申し訳ありません。事前に報告書のことをお教えしておくべきでした。私が浅慮だったために、大事なお客様に心労を与えてしまいました」


 子爵夫妻が娘の恩人の礼を雇用とするのはどうだろうと相談を受けた時、ブルームは一度待ったをかけていた。

 恩人たる人物のことは調べてはいたが、たった二週間足らずでは、詳細とまではいかないものだった。

 そのため、雇用するのであればきちんと調べるべきだと進言したのだ。

 リーラの話では、世話好きで様々な事を教えてくれた、とても親切でいい人だという。

 だがそれは彼女の主観に基づくもので、多方面から見てもそうなのだとは言い切れない。裏に別の顔を持っている可能性もある。恩人と言うだけで、無暗に信用してはいけないと言い募った。

 他にも慎重になるのには意味があった。今回騒動の発端になった子爵令息の件だ。

 良い印象を得て婚約者になった子爵家令息が、突然破棄を言いだした。

 これまで穏やかだが、確実に仲を深めていっていると思われた最中の暴挙に、子爵夫妻は大層驚き、事の詳細を急ぎ調べた。
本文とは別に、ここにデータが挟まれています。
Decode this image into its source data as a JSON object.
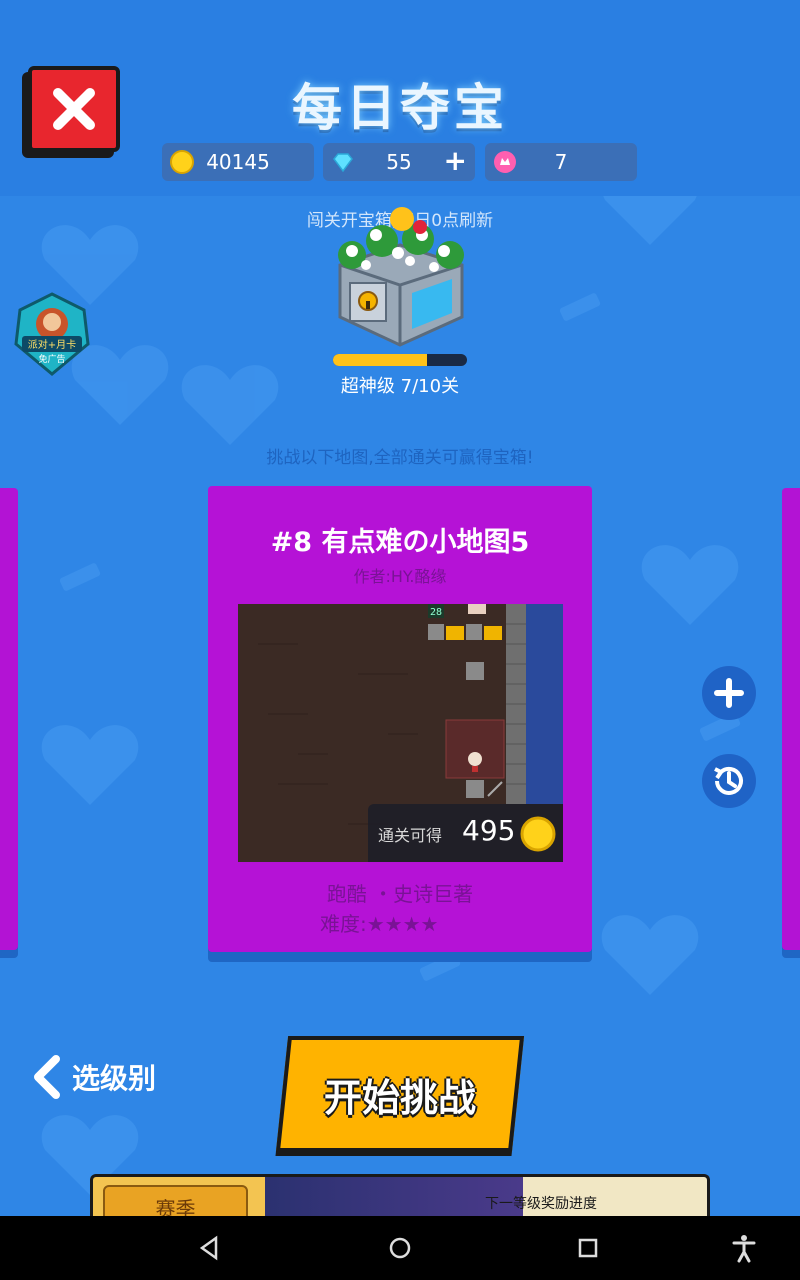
{
  "header": {
    "title": "每日夺宝",
    "coins": "40145",
    "gems": "55",
    "tokens": "7",
    "gem_plus": "+"
  },
  "chest": {
    "refresh_text": "闯关开宝箱,每日0点刷新",
    "progress": 0.7,
    "level_text": "超神级 7/10关"
  },
  "badge": {
    "line1": "派对+月卡",
    "line2": "免广告"
  },
  "challenge_hint": "挑战以下地图,全部通关可赢得宝箱!",
  "card": {
    "title": "#8 有点难の小地图5",
    "author": "作者:HY.酪缘",
    "reward_label": "通关可得",
    "reward_value": "495",
    "type": "跑酷 ・史诗巨著",
    "difficulty": "难度:★★★★",
    "map_number": "28"
  },
  "actions": {
    "back_label": "选级别",
    "start_label": "开始挑战"
  },
  "season": {
    "tag": "赛季",
    "next_reward": "下一等级奖励进度"
  },
  "colors": {
    "background": "#2f86e6",
    "card": "#b512d6",
    "start_button": "#ffb300",
    "close_button": "#e8262e"
  },
  "icons": [
    "close-icon",
    "coin-icon",
    "diamond-icon",
    "token-icon",
    "plus-icon",
    "history-icon",
    "back-chevron-icon",
    "nav-back-icon",
    "nav-home-icon",
    "nav-recents-icon",
    "accessibility-icon"
  ]
}
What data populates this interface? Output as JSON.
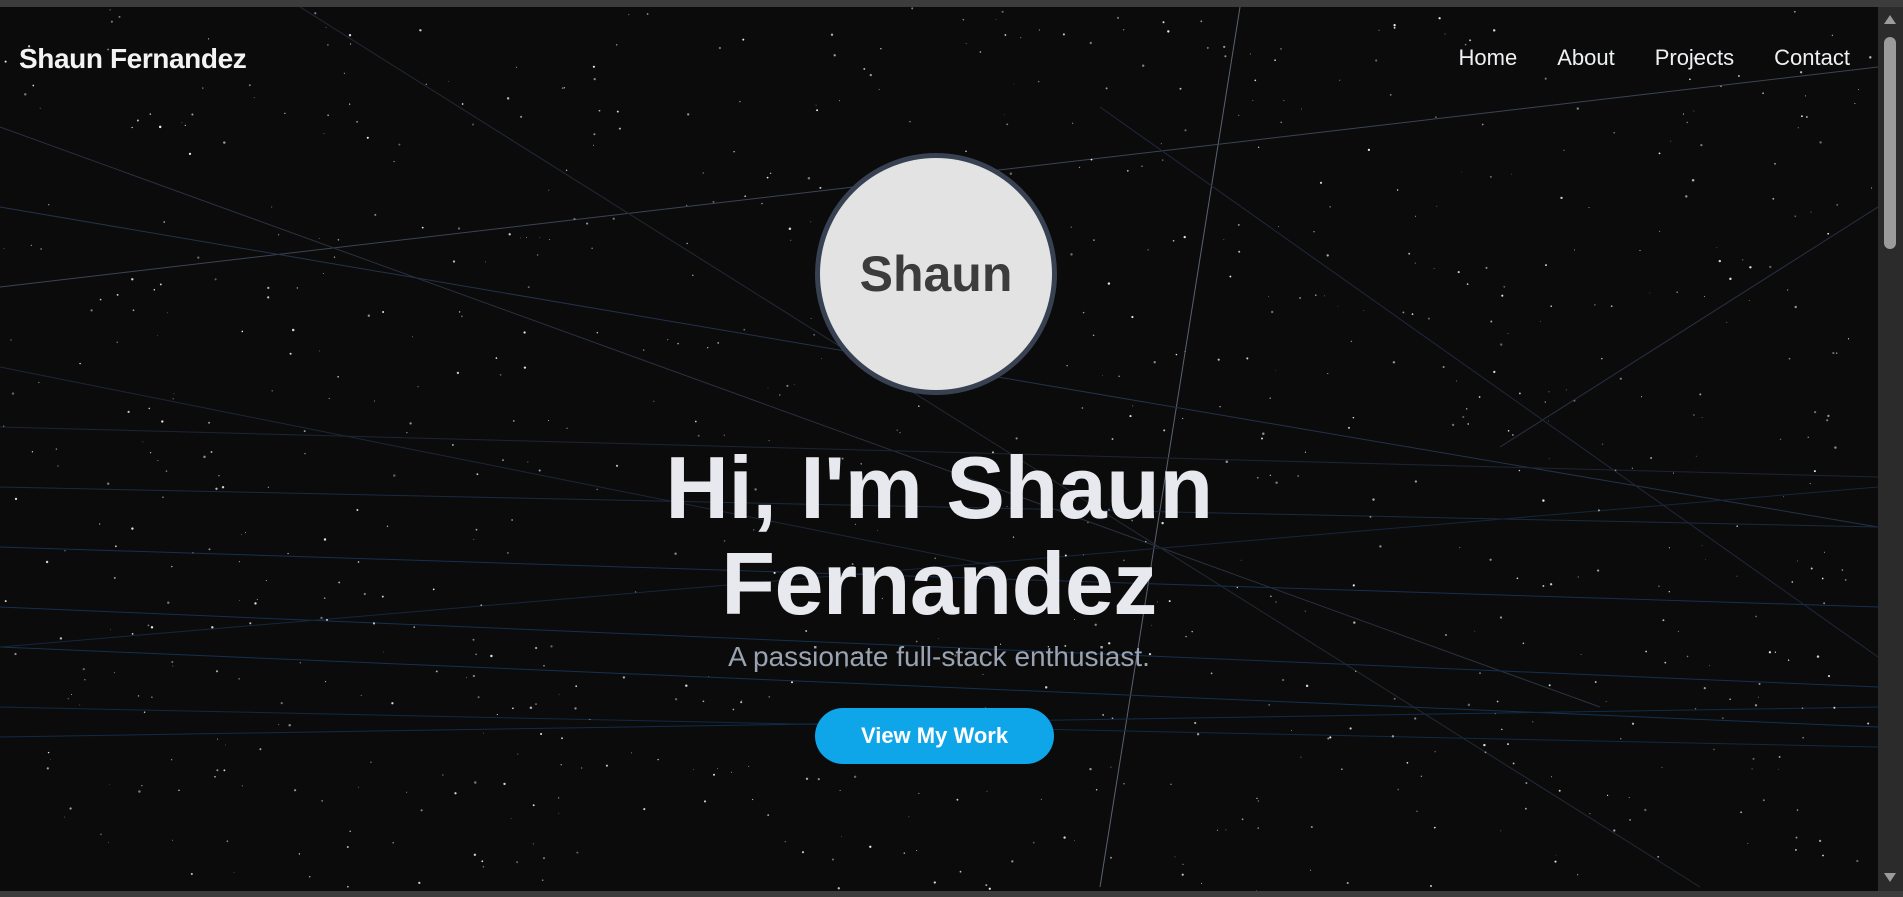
{
  "header": {
    "brand": "Shaun Fernandez",
    "nav": [
      {
        "label": "Home"
      },
      {
        "label": "About"
      },
      {
        "label": "Projects"
      },
      {
        "label": "Contact"
      }
    ]
  },
  "hero": {
    "avatar_text": "Shaun",
    "title_line1": "Hi, I'm Shaun",
    "title_line2": "Fernandez",
    "subtitle": "A passionate full-stack enthusiast.",
    "cta_label": "View My Work"
  },
  "colors": {
    "background": "#0b0b0c",
    "accent": "#0ea5e9",
    "avatar_bg": "#e3e3e3",
    "avatar_border": "#374151",
    "subtitle": "#9aa3b2"
  }
}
 そこで分かったのは、子爵令息は確かに優しい性格の人物で、物腰も穏やかだが、考えて動くことが苦手だということだった。優柔不断で流されやすく、人の言うことを疑わない。それが子爵令息の真の姿なのだと知った時には、全てが遅かった。遅すぎた。

 だからこそ、刺繍の腕がよくとも、娘が懐いているというだけの理由で雇用するのは如何なものかと、子爵夫妻に進言し、それを受けた子爵の命令で恩人の生い立ちや背後関係を洗うことにした。

 そして一か月でそこそこ情報は集まった。しかし、この情報を事前に夫妻に見せ良いものか迷い結果、面会後に渡すことにした。だが、今思えばその時渡しておけばよかったのだ。

 女性と思っていた人物が実は男性であり、過去に迫害を受け男性恐怖症であると知っていれば、無理に話を進めることも、気絶することもなかった。

 しかし、男性である以上、針子としても侍女としても雇うことはできない。それに夫妻は彼の境遇に同情し、針子や侍女ではない、別の雇用を手案してしまう恐れがあった。

 それは今まで必死に隠してきた彼の努力をムダにする事でもあり、彼の針子としてのプライドを傷つけることでもある。

 だからこそ、面会後に彼のことを話そうと思っていた。先入観なしで見た彼の人なりと、報告書から得られた情報など合わせて判断してもらいたかった。

 だが、夫妻は殊の外、彼を気に入ってしまったようで、どうにか針子か侍女に出来ないかと説得し始めてしまう。

 結果、別の方法で針子として雇う提案を出さざるを得なかった。その結果がこれだ。

 長年クロエ子爵家の執事として仕えてきたというのに、なんたる失態。

 少々落ち込んでしまう。だが、それは自身の矜持が許さない。そんな素振りは見せることなく、ブルームはエリカを抱きかかえ立ち上がった。

 

「旦那様、エリカ様を客室にお連れしてもよろしいでしょうか?」

「ああ。それと口の堅い医者と侍女の手配も頼む」

「承知いたしました」


 エリカを心配しながらも、肩を落とす夫に夫人が労わるよう背中に手をあてている。

 それを見ながら一礼し、ブルームはエリカを客室に運ぶため、応接室を出ていった。